Agile Data Warehouse with Dat-a-MazeHouse

Posted by

About Data Warehouse

Data warehouse architecture consists of a series of storages and Extract-Transform-Load (ETL) between those. Data is continuously extracted from source, then transformed to yet in another format and loaded in a new place. In practice, to provide clean data for actual analytics or data discovery, takes a significant effort from a team of IT people, knowledge workers, domain experts, data modelers, DW experts; typically, bootstrapping a DW takes some 6 months and only thereafter the cost actually takes off, as answers will beg for more questions.

Current mainstream DW methods are not agile; from a business value perspective – the time the answer is finally delivered – the question is often obsolete.

About Agile Data Warehouse

The main reason that today’s mainstream DW’s aren’t supporting agile analytics is their reliance on relational database technology. Regardless if data warehouse (the Data Vault) is built using dimensional or normalized relational schemes – it always requires a schema to exist before the data can be loaded to database.
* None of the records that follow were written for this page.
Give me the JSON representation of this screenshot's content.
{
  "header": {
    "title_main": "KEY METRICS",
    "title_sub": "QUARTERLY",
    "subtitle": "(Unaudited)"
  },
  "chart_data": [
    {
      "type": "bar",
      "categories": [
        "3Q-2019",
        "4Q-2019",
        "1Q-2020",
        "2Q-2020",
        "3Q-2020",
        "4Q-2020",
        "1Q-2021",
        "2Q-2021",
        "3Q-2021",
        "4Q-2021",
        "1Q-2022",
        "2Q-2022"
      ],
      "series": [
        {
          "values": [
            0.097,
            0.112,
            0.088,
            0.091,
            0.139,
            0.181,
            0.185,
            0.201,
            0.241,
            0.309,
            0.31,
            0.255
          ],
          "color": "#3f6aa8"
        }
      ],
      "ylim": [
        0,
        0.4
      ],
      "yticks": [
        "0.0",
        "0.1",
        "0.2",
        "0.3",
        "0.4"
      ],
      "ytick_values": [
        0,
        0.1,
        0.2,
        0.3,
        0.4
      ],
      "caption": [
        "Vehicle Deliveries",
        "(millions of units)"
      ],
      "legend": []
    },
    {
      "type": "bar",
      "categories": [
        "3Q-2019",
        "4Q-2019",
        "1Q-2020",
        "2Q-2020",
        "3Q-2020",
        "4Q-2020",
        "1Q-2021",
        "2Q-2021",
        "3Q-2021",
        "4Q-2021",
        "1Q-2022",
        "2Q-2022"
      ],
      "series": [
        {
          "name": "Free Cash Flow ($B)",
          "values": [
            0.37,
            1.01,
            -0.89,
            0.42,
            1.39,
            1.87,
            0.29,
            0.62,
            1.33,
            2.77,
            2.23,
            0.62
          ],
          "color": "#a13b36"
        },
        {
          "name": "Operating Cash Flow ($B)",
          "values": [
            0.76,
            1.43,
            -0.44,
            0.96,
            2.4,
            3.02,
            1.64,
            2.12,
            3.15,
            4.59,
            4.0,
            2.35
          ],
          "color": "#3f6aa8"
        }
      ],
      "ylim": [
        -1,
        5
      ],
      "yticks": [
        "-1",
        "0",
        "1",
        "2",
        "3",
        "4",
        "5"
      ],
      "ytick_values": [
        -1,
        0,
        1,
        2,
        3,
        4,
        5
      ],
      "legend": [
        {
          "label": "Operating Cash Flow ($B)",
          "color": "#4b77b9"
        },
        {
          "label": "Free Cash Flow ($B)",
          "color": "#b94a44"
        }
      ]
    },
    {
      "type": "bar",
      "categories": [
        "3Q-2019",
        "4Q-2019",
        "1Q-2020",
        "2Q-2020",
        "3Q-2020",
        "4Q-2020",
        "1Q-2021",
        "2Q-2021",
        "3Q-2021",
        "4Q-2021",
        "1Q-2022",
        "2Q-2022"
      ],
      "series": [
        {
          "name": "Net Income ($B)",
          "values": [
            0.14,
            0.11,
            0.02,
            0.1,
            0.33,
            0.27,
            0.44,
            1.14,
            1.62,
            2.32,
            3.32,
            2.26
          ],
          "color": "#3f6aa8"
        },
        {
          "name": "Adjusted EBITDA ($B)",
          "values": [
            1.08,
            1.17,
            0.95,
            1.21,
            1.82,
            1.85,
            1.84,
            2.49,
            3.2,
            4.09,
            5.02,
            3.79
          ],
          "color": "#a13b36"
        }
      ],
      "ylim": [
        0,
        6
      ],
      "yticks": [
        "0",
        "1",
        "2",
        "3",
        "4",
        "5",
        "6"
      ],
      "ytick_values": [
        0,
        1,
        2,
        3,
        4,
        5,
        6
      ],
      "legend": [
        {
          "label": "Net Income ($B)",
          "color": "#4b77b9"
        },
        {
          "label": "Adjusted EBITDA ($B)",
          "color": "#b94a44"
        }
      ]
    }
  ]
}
The new trend in IT industry is to replace relational databases and SQL, as their query language is not quite a right tool for highly volatile data, with NoSQL databases. These are mainly supposed to be “schema-less”. That means that data can be pushed in to the database without defining a rigid schema first. Some are allowing one to define an entirely proprietary meta-structure. NoSQL databases however solve one problem and create another one. There are no standards. There is no compatible NoSQL language. And more importantly, anarchy has never worked out in any context. Freedom and anarchy are totally different things. We can talk about “schema-less” database and storage but then it also means nobody is ever going to understand what the data means and how to query it (apart of the original publisher perhaps). So rather talking about “schema-less” – it is more appropriate to differ between “schema-first” and “schema-last” data management technologies. While relational databases are “schema-first” – in order to support agile analytics on top of Data Warehouses, the DW’s would greatly benefit if the Data Vault and Marts are “schema-last”. In order to transform data warehouse into an agile discipline, what is needed is to enable analytic projects to scale and run in parallel. Each knowledge worker must be able to express her own view of the data independent of others, and more importantly without getting stuck in coordination activities. Agile DW does not eliminate the benefits or opportunity of team work, or usage of shared models and vocabularies. But converging can happen naturally and as a consequence of realization of proven good stuff, and not as a prerequisite to get going at all.

About Dat-a-MazeHouse

Vinge Free’s product encapsulates experience and R&D thus solving data warehouse and data analysis problems that hinder these disciplines to perform agile. Our patent pending algorithms and methods are united into a data integration and migration product that is able to unify data from heterogeneous sources. Our platform provides the user, for a specific question or hypothesis the user wants to test, with the means to search, clean and align data; the user may infer infer implicit facts, shortcut through and exclude unnecessary information. At the end of an analytic cycle the user may query a well-formed dataset that could then be fed into any data analysis tool. One important point is that the search for an answer may fail, as the user’s data set may not contain any value pertinent to the user’s question or that the posed hypothesis is simply false. In such a case, our platform helps users fail fast and cheap.

The entire analytic cycle we support is agile as a consequence of the fact that users may run their own race independent of each other and so being able to concentrate on their own particular concerns without the need for company wide coordination efforts.